Flash vs. Suchmaschinenoptimierung
Sonntag, 25. Mai 2008Adobe Flash wird immer häufiger als Mittel zur Gestaltung der Webseiten gewählt. Dabei setzen nicht nur Design-Agenturen oder Fotografen darauf, sogar solche seriöse Institutionen, wie Banken, finden es nicht mehr zeitgemäß, nur auf reine Grafik und HTML zu setzen. Das ist auch OK, solange man damit aber nicht übertreibt und an geeigneten Stellen Flash einsetzt. Denn es kommt häufig zur Enttäuschung, wenn man eine rein Flash-basierte Seite für die Suchmaschinen zu optimieren versucht. Der Grund ist, die Funktionsweise der meisten Suchmaschinen wurde unter der Annahme entwickelt, dass die Zielseite in HTML geschrieben ist. Große Suchmaschinen wie Google sind schon zwar in der Lage, Text und Links aus einer Flash-Datei zu extrahieren, da aber der Text im Flash nicht strukturiert gespeichert ist, kann die jeweilige Suchmaschine nicht erkennen, ob es sich um einen Überschrift, eine Zitat oder einen anderen Teil des Dokuments handelt. Das heißt, dass die Suchmaschine nicht in der Lage ist, die Wichtigkeit des Textabschnittes zu beurteilen und entsprechend die Ergebnisse nach Relevanz zu sortieren. In HTML dagegen kann man mit H1-Tag den Überschrift klar kennzeichnen, sowie die anderen Text-Abschnitte in Verbindung mit den entsprechenden Tags. Vermutlich ist dieses Problem mit der Beurteilung der Wichtigkeit auch der Grund, warum die Suchergebnisse, die aus einer Flash-Seite gewonnen wurden, fast nie zum Vorschein gebracht werden. Nur wenn man explizit bei Google die Flash-Dateien durchsucht, bekommt man die daraus resultierende Ergebnisse.
Was muss man also tun, um das Problem zu minimieren?
Die Tatsache ist, man kann nicht mehr auf Flash einfach verzichten. Man muss also einen Weg finden, um sowohl den Besucher, als auch die Suchmaschine mit dem Ergebnis zufrieden zu stellen.
Dabei führen viele Wege nach Rom, nicht alle sind aber günstig und ohne Gefahren.
Die am häufigsten verwendete Methode ist, die Erstellung zweier separaten Webseiten, eine als rein Flash-basierte Datei und die andere – in HTML. Ich finde aber diese Lösung nicht optimal und würde eher zu einer Kombi-Lösung greifen. Man sollte also lieber eine HTML Seite erstellen und in diese an geeigneten Stellen Flash einbinden.
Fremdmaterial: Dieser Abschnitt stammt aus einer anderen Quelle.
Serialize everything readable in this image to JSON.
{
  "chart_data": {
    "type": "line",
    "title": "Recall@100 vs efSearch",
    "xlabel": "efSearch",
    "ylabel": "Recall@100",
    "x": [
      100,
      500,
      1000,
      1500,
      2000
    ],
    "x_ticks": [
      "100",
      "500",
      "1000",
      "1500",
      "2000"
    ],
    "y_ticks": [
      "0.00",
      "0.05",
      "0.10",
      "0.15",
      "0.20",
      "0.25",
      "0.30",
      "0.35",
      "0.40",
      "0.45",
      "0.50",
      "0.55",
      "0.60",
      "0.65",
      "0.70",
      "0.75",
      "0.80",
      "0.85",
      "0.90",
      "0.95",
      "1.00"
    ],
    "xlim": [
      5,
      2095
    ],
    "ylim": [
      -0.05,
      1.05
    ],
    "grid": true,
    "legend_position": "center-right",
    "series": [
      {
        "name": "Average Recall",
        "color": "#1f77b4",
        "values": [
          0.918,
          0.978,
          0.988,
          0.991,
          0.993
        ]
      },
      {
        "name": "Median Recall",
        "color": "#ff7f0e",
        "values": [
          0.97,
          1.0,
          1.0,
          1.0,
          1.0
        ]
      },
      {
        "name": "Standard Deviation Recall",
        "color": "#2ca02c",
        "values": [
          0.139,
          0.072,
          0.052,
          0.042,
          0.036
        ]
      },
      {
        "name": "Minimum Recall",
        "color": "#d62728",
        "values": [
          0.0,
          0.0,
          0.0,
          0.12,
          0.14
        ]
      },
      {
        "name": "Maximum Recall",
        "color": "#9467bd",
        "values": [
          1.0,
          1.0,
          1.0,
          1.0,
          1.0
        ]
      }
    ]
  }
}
Es existiert eine Meinung, dass man mit Hilfe von JavaScript zwischen einem echten Besucher und einer Suchmaschine danach unterscheiden kann und entsprechend entweder Text ohne Flash oder aber beides so anzeigen, dass der Browser vom Besucher zwar den Text auch mitlädt, der aber für den Besucher unsichtbar wird, weil der Text mit dem Flash-Äquivalent überlappt wird. Ich finde diese Methode aber mehr als fraglich, da man damit sehr einfach aus dem Suchmaschinen-Index fliegen kann, was je nach Webseite erhebliche Auswirkungen auf Kerngeschäft haben könnte.